The United Nations’ first independent scientific assessment of artificial intelligence warns that increasingly powerful AI systems are evolving faster than regulators and researchers can understand or govern, creating risks that could have catastrophic consequences if left unchecked.
The preliminary report, released July 1 by the UN’s Independent International Scientific Panel on Artificial Intelligence, represents the work of 40 independent experts from across the world and is one of the most comprehensive international scientific assessments of AI to date. Co-chaired by Yoshua Bengio, a Turing Award winner and pioneering AI researcher, the panel was established in August 2025 alongside a parallel Global Dialogue on AI Governance mechanism.

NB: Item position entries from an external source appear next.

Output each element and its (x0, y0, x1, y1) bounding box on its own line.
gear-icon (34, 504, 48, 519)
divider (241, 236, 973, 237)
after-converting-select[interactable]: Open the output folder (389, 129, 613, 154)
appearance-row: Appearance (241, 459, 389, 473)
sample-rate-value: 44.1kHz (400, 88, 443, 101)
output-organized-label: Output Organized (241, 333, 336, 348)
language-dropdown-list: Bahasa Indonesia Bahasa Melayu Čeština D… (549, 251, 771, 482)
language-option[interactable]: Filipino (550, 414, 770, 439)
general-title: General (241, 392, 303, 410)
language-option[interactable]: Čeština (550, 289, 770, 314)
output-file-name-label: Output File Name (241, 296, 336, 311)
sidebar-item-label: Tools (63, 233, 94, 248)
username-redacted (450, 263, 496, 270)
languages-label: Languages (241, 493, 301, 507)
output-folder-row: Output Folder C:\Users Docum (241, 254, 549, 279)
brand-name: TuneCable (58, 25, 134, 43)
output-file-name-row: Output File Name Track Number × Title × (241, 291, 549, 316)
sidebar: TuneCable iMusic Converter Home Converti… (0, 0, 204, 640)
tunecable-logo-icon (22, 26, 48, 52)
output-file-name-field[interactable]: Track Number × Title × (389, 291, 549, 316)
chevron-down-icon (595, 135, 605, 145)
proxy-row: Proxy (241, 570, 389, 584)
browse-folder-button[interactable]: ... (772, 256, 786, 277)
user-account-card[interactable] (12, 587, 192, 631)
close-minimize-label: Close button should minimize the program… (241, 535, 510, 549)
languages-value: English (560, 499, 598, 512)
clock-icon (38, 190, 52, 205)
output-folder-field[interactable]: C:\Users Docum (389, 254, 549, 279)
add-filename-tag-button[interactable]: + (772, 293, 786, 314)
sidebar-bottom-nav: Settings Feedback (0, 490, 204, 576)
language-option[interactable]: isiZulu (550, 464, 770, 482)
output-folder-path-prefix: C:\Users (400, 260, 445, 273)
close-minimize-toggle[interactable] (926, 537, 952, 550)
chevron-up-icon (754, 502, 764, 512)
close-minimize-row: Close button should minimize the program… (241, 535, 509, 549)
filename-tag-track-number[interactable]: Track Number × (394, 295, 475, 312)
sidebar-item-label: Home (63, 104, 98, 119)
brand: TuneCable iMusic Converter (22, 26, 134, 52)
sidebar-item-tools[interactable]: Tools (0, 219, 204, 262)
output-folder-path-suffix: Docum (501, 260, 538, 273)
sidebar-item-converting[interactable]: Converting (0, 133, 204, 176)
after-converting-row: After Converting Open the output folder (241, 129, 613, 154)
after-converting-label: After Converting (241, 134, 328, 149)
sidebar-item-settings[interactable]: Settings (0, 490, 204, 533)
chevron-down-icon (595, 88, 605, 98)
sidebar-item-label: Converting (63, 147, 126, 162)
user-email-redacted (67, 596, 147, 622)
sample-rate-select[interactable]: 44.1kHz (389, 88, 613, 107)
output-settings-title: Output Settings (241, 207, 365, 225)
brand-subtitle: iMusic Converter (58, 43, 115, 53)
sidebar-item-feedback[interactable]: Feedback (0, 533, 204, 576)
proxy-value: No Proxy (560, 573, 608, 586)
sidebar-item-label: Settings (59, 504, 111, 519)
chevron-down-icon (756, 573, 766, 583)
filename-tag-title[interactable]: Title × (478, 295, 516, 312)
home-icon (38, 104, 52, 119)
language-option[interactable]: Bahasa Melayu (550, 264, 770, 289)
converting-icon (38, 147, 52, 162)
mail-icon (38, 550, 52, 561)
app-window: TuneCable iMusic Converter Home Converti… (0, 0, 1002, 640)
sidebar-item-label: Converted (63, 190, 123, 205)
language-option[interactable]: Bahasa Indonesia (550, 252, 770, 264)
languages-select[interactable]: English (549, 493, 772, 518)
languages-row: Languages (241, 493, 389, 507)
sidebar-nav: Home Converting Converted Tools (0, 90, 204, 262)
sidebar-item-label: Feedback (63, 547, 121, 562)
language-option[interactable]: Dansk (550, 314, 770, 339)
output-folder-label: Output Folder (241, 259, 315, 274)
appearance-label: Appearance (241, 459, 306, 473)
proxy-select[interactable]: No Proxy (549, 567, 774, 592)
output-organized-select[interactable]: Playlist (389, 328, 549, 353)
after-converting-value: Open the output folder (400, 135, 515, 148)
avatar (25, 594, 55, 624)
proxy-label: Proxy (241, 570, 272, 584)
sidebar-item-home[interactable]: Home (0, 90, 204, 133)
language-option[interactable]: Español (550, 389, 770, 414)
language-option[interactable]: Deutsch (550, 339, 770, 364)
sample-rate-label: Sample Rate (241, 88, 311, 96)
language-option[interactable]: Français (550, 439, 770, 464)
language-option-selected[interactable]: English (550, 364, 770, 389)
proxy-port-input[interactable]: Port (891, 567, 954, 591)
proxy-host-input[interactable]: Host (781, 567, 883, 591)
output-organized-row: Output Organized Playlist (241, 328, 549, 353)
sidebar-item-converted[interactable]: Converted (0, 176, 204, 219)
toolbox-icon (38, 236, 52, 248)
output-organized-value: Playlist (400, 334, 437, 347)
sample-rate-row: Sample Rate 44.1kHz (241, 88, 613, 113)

Science cannot guarantee safety
The report’s central finding is stark: current scientific knowledge cannot guarantee that future generations of advanced AI systems will remain safe as their capabilities continue to improve. The experts note that some advanced models already demonstrate deceptive behaviors under certain testing conditions, raising concerns about the long-term ability of humans to monitor and control increasingly autonomous systems.
“The growing body of evidence of AI’s disinformation behavior shows that science cannot guarantee the absence of catastrophic harm in itself or through malicious users as capabilities expand,” Bengio said alongside the report’s release.
The panel highlighted “agentic AI” systems, models capable of independently carrying out complex tasks with limited human supervision, as a particular concern. While these technologies could significantly improve productivity and innovation, the report warns they introduce new risks if deployed without adequate safeguards, oversight, and accountability.
Governments flying blind
A key structural problem identified by the panel is that governments lack independent scientific data to regulate AI effectively. Instead, they frequently rely on information supplied by the companies developing the technology, creating gaps in oversight and reducing transparency in safety assessments.
The report will be presented to governments during the Global Dialogue on AI Governance in Geneva on July 6-7, 2026. The full and final report is expected to be published next year, following further expert consultations.
Inequality dimension
Beyond safety concerns, the report raises broader issues of global inequality. Access to advanced AI infrastructure, computing power, and high-quality data remains concentrated in a small number of countries and technology companies. Without greater international cooperation, this imbalance could widen economic disparities and leave many developing nations dependent on foreign AI technologies with limited influence over how they are designed or governed.
The panel’s three-year mandate envisions complete independence from any governments, institutions, or companies, a deliberate design intended to produce scientific assessments that cannot be dismissed as politically motivated.